Mr. Woods was responding to a question about this comment, two days earlier, from Mr. Mickelson:

“There are going to be some drastic changes for me because I happen to be in that zone that has been targeted both federally and by the state and, you know, it doesn’t work for me right now.”

Mr. Mickelson indicated that he’s considering fleeing fiscally reeling California, where voters approved a referendum in November again boosting the state sales tax and the state tax on incomes of $250,000 and more. That measure hits incomes of $1 million and more with a nation-high 13.3 percent tax.

The deeper tax bite on Mr. Mickelson also includes boosts in federal income and capital-gains taxes on “the rich” — the “fair share” imposed at the insistence of President Barack Obama in the fiscal cliff deal.

Mr. Mickelson later expressed “regret” for his bottom-line remarks. As he put it: “Finances and taxes are a personal matter, and I should not have made my opinions on them public.”

And yes, like everyone else, Mr. Mickelson should pay his “fair share” of taxes.

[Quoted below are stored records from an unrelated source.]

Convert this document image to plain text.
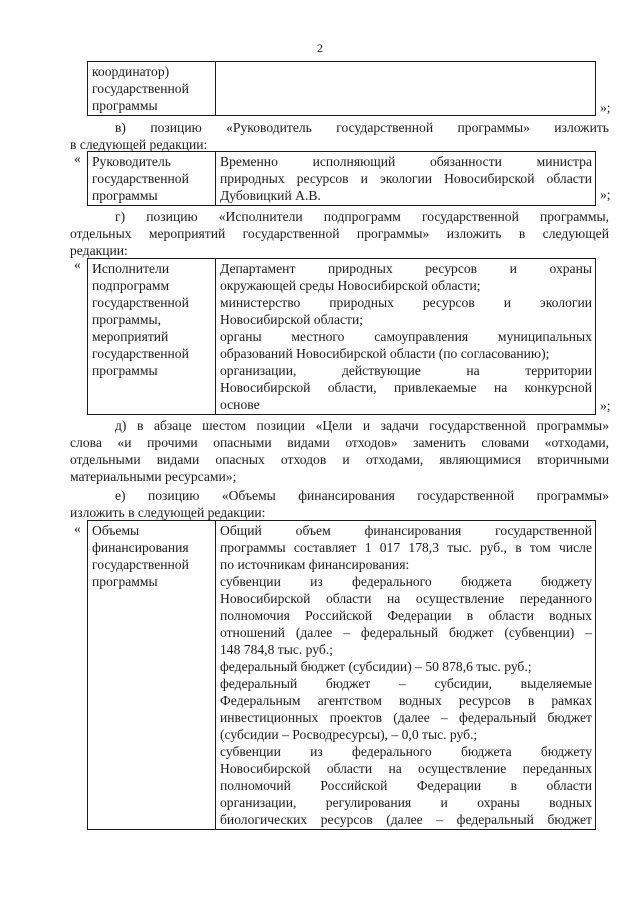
2
координатор)
государственной
программы
		»;
в) позицию «Руководитель государственной программы» изложить
в следующей редакции:
« Руководитель
государственной
программы

Временно исполняющий обязанности министра
природных ресурсов и экологии Новосибирской области
Дубовицкий А.В.	»;
г) позицию «Исполнители подпрограмм государственной программы,
отдельных мероприятий государственной программы» изложить в следующей
редакции:
« Исполнители
подпрограмм
государственной
программы,
мероприятий
государственной
программы

Департамент природных ресурсов и охраны
окружающей среды Новосибирской области;
министерство природных ресурсов и экологии
Новосибирской области;
органы местного самоуправления муниципальных
образований Новосибирской области (по согласованию);
организации, действующие на территории
Новосибирской области, привлекаемые на конкурсной
основе	»;
д) в абзаце шестом позиции «Цели и задачи государственной программы»
слова «и прочими опасными видами отходов» заменить словами «отходами,
отдельными видами опасных отходов и отходами, являющимися вторичными
материальными ресурсами»;
е) позицию «Объемы финансирования государственной программы»
изложить в следующей редакции:
« Объемы
финансирования
государственной
программы

Общий объем финансирования государственной
программы составляет 1 017 178,3 тыс. руб., в том числе
по источникам финансирования:
субвенции из федерального бюджета бюджету
Новосибирской области на осуществление переданного
полномочия Российской Федерации в области водных
отношений (далее – федеральный бюджет (субвенции) –
148 784,8 тыс. руб.;
федеральный бюджет (субсидии) – 50 878,6 тыс. руб.;
федеральный бюджет – субсидии, выделяемые
Федеральным агентством водных ресурсов в рамках
инвестиционных проектов (далее – федеральный бюджет
(субсидии – Росводресурсы), – 0,0 тыс. руб.;
субвенции из федерального бюджета бюджету
Новосибирской области на осуществление переданных
полномочий Российской Федерации в области
организации, регулирования и охраны водных
биологических ресурсов (далее – федеральный бюджет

Still, lest you detect unfairness by those, rich or otherwise, who seek legal means for minimizing tax bills, they’re just lawfully protecting their financial interests.

So is former French President Nicolas Sarkozy as he ponders moving to England rather than pay France’s new 75 percent “millionaire tax.”

As Forbes reported: “Sarkozy and wife Carla Bruni represent only the latest super-wealthy French to consider fleeing. The country’s richest man, Bernard Arnault — he of a $42 billion fortune tied to luxury goods-maker LVMH — may go to Belgium to escape the fiscal pressure. ... And Academy Award-nominated French actor Gerard Depardieu has already become a Russian citizen.”

Lamenting such tax-reduction choices is as futile as lamenting the tide going out.

Thus, a rising number of Californians — and not just world-class golfers — are getting out of that state to escape government’s rising claim on their incomes.

And by going for the green, they are providing another reminder that ever-higher taxes yield diminishing returns.